Increasingly stringent emissions regulations have forced automakers active in Europe to cut cylinders and add turbocharging. Consequently, the new car market in 2024 is dominated by models equipped with three- and four-pot engines featuring forced induction. However, the Ford Mustang defies the odds. The pony car still has a big ol’ V8 under its hood, the familiar Coyote 5.0-liter naturally aspirated mill.

Now comes the bad news. Ford UK has launched the seventh-generation performance car with a significantly detuned V8. The standard Mustang GT makes 440 horsepower, so the Blue Oval had to sacrifice 40 horses to comply with the stricter laws. To make matters worse, torque has taken a hit as well since the engine can only muster 540 Newton-meters (397 lb-ft). That’s 28 Nm (21 lb-ft) less than the version old in North America.

Seeing the glass half full, there’s still more power than what the previous-generation Mustang initially had in the UK when it came out back in 2015. Side note – the S550’s right-hand-drive layout necessitated a redesigned exhaust manifold to clear the steering gear, which took its toll on peak horsepower. The UK-spec S650 is slightly more powerful than the early S550 versions but the later ones (from 2018) packed an extra punch.

Numbers aside, those among us living on the Old Continent should be grateful that Ford has managed to launch a V8 car in the age of downsizing.
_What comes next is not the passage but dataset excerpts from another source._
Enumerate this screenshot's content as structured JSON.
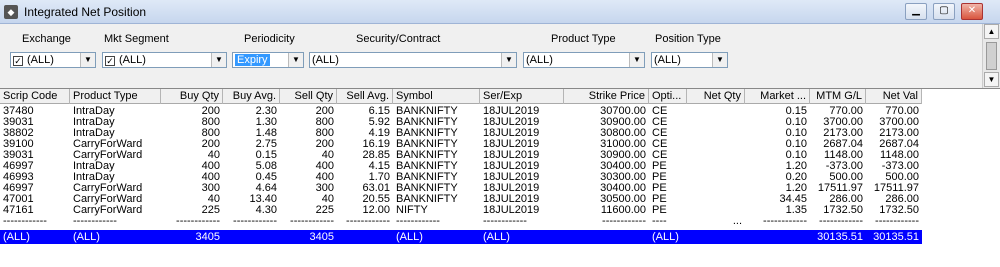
{
  "window": {
    "title": "Integrated Net Position",
    "icon": "app-icon"
  },
  "filters": {
    "labels": {
      "exchange": "Exchange",
      "mkt_segment": "Mkt Segment",
      "periodicity": "Periodicity",
      "security": "Security/Contract",
      "product_type": "Product Type",
      "position_type": "Position Type"
    },
    "values": {
      "exchange": "(ALL)",
      "mkt_segment": "(ALL)",
      "periodicity": "Expiry",
      "security": "(ALL)",
      "product_type": "(ALL)",
      "position_type": "(ALL)"
    }
  },
  "table": {
    "columns": [
      "Scrip Code",
      "Product Type",
      "Buy Qty",
      "Buy Avg.",
      "Sell Qty",
      "Sell Avg.",
      "Symbol",
      "Ser/Exp",
      "Strike Price",
      "Opti...",
      "Net Qty",
      "Market ...",
      "MTM G/L",
      "Net Val"
    ],
    "rows": [
      [
        "37480",
        "IntraDay",
        "200",
        "2.30",
        "200",
        "6.15",
        "BANKNIFTY",
        "18JUL2019",
        "30700.00",
        "CE",
        "",
        "0.15",
        "770.00",
        "770.00"
      ],
      [
        "39031",
        "IntraDay",
        "800",
        "1.30",
        "800",
        "5.92",
        "BANKNIFTY",
        "18JUL2019",
        "30900.00",
        "CE",
        "",
        "0.10",
        "3700.00",
        "3700.00"
      ],
      [
        "38802",
        "IntraDay",
        "800",
        "1.48",
        "800",
        "4.19",
        "BANKNIFTY",
        "18JUL2019",
        "30800.00",
        "CE",
        "",
        "0.10",
        "2173.00",
        "2173.00"
      ],
      [
        "39100",
        "CarryForWard",
        "200",
        "2.75",
        "200",
        "16.19",
        "BANKNIFTY",
        "18JUL2019",
        "31000.00",
        "CE",
        "",
        "0.10",
        "2687.04",
        "2687.04"
      ],
      [
        "39031",
        "CarryForWard",
        "40",
        "0.15",
        "40",
        "28.85",
        "BANKNIFTY",
        "18JUL2019",
        "30900.00",
        "CE",
        "",
        "0.10",
        "1148.00",
        "1148.00"
      ],
      [
        "46997",
        "IntraDay",
        "400",
        "5.08",
        "400",
        "4.15",
        "BANKNIFTY",
        "18JUL2019",
        "30400.00",
        "PE",
        "",
        "1.20",
        "-373.00",
        "-373.00"
      ],
      [
        "46993",
        "IntraDay",
        "400",
        "0.45",
        "400",
        "1.70",
        "BANKNIFTY",
        "18JUL2019",
        "30300.00",
        "PE",
        "",
        "0.20",
        "500.00",
        "500.00"
      ],
      [
        "46997",
        "CarryForWard",
        "300",
        "4.64",
        "300",
        "63.01",
        "BANKNIFTY",
        "18JUL2019",
        "30400.00",
        "PE",
        "",
        "1.20",
        "17511.97",
        "17511.97"
      ],
      [
        "47001",
        "CarryForWard",
        "40",
        "13.40",
        "40",
        "20.55",
        "BANKNIFTY",
        "18JUL2019",
        "30500.00",
        "PE",
        "",
        "34.45",
        "286.00",
        "286.00"
      ],
      [
        "47161",
        "CarryForWard",
        "225",
        "4.30",
        "225",
        "12.00",
        "NIFTY",
        "18JUL2019",
        "11600.00",
        "PE",
        "",
        "1.35",
        "1732.50",
        "1732.50"
      ]
    ],
    "separator": "------------",
    "separator_short": "----",
    "separator_dots": "...",
    "totals": [
      "(ALL)",
      "(ALL)",
      "3405",
      "",
      "3405",
      "",
      "(ALL)",
      "(ALL)",
      "",
      "(ALL)",
      "",
      "",
      "30135.51",
      "30135.51"
    ]
  },
  "colors": {
    "total_row_bg": "#0000ff",
    "selection": "#3399ff"
  }
}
It still packs sufficient muscle, but should you disagree, there’s also the pricier Dark Horse.

The flagship Mustang for Europe belts out 448 hp and 540 Nm (397 lb-ft), which means it’s handicapped by 52 hp and 28 Nm (21 lb-ft). You can have it with a six-speed manual gearbox, in which case the sprint to 62 mph (100 km/h) takes 5.2 seconds en route to 163 mph (263 km/h). Go for the ten-speed automatic transmission and it gets the job done a lot quicker, in 4.4 seconds, but it tops out at a lower 155 mph (250 km/h).
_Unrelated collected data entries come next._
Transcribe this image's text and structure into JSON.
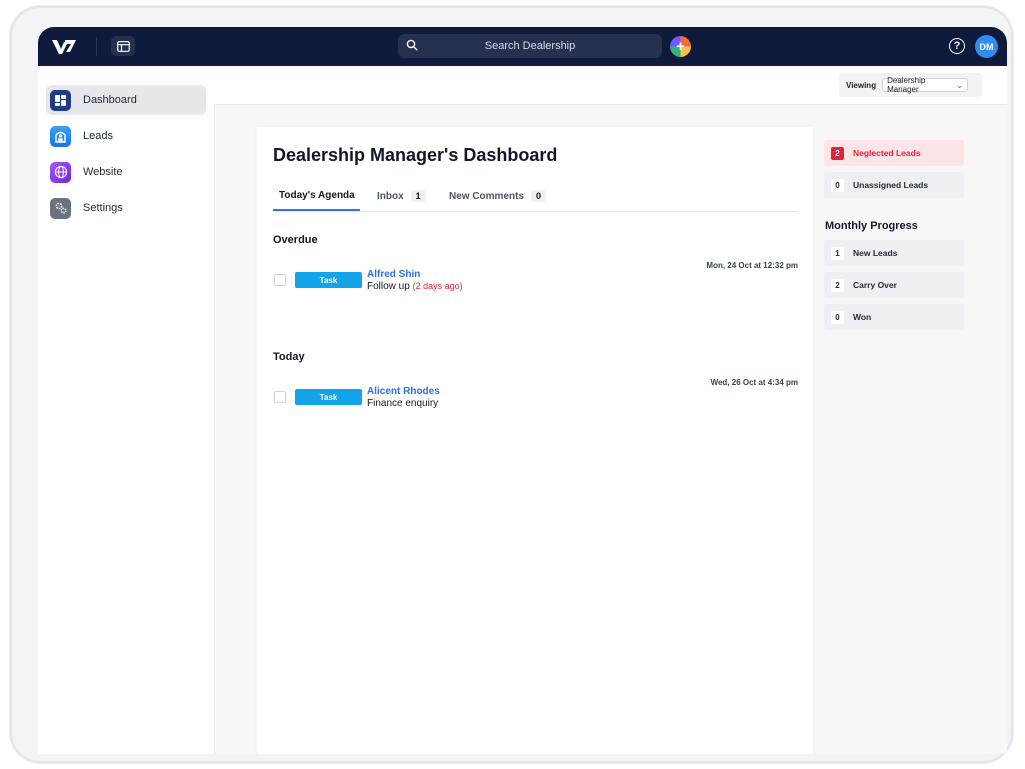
{
  "topbar": {
    "search_placeholder": "Search Dealership",
    "add_label": "+",
    "help_label": "?",
    "avatar_initials": "DM"
  },
  "sidebar": {
    "items": [
      {
        "label": "Dashboard",
        "icon": "dashboard-icon",
        "active": true
      },
      {
        "label": "Leads",
        "icon": "leads-icon"
      },
      {
        "label": "Website",
        "icon": "globe-icon"
      },
      {
        "label": "Settings",
        "icon": "gear-icon"
      }
    ]
  },
  "header": {
    "viewing_label": "Viewing",
    "viewing_value": "Dealership Manager"
  },
  "main": {
    "title": "Dealership Manager's Dashboard",
    "tabs": [
      {
        "label": "Today's Agenda"
      },
      {
        "label": "Inbox",
        "count": "1"
      },
      {
        "label": "New Comments",
        "count": "0"
      }
    ],
    "sections": [
      {
        "heading": "Overdue",
        "tasks": [
          {
            "badge": "Task",
            "name": "Alfred Shin",
            "desc": "Follow up",
            "ago": "(2 days ago)",
            "due": "Mon, 24 Oct at 12:32 pm"
          }
        ]
      },
      {
        "heading": "Today",
        "tasks": [
          {
            "badge": "Task",
            "name": "Alicent Rhodes",
            "desc": "Finance enquiry",
            "due": "Wed, 26 Oct at 4:34 pm"
          }
        ]
      }
    ]
  },
  "right_panel": {
    "alerts": [
      {
        "count": "2",
        "label": "Neglected Leads"
      },
      {
        "count": "0",
        "label": "Unassigned Leads"
      }
    ],
    "progress_title": "Monthly Progress",
    "progress": [
      {
        "count": "1",
        "label": "New Leads"
      },
      {
        "count": "2",
        "label": "Carry Over"
      },
      {
        "count": "0",
        "label": "Won"
      }
    ]
  },
  "colors": {
    "topbar_bg": "#0f1b3d",
    "accent_blue": "#2f6fe3",
    "task_badge": "#12a3e8",
    "alert_red": "#e0243a"
  }
}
Although the new Mustang was introduced in Europe back in September 2022, it’s only now that the rear-wheel-drive sports car is going on sale. In the UK, it starts at £55,585 for the GT and rises to £65,585 for the Dark Horse. At current exchange rates, that works out to about $70,900 and $83,700, respectively. It’s predictably a lot more expensive than its American cousin, available from $42,710 in GT guise and $59,485 for the Dark Horse. The major difference is primarily due to the value-added tax (VAT) of 20 percent.

At the top of the hierarchy, the Mustang GTD will be going on sale in the US either late this year or early 2025. Aside from having to pay an exorbitant starting price of approximately $300,000, you’ll have to get approved by Ford to buy one. The company’s European branch hasn’t made it clear whether it intends to sell hardcore version with the supercharged 5.2-liter V8 dialed to over 800 hp.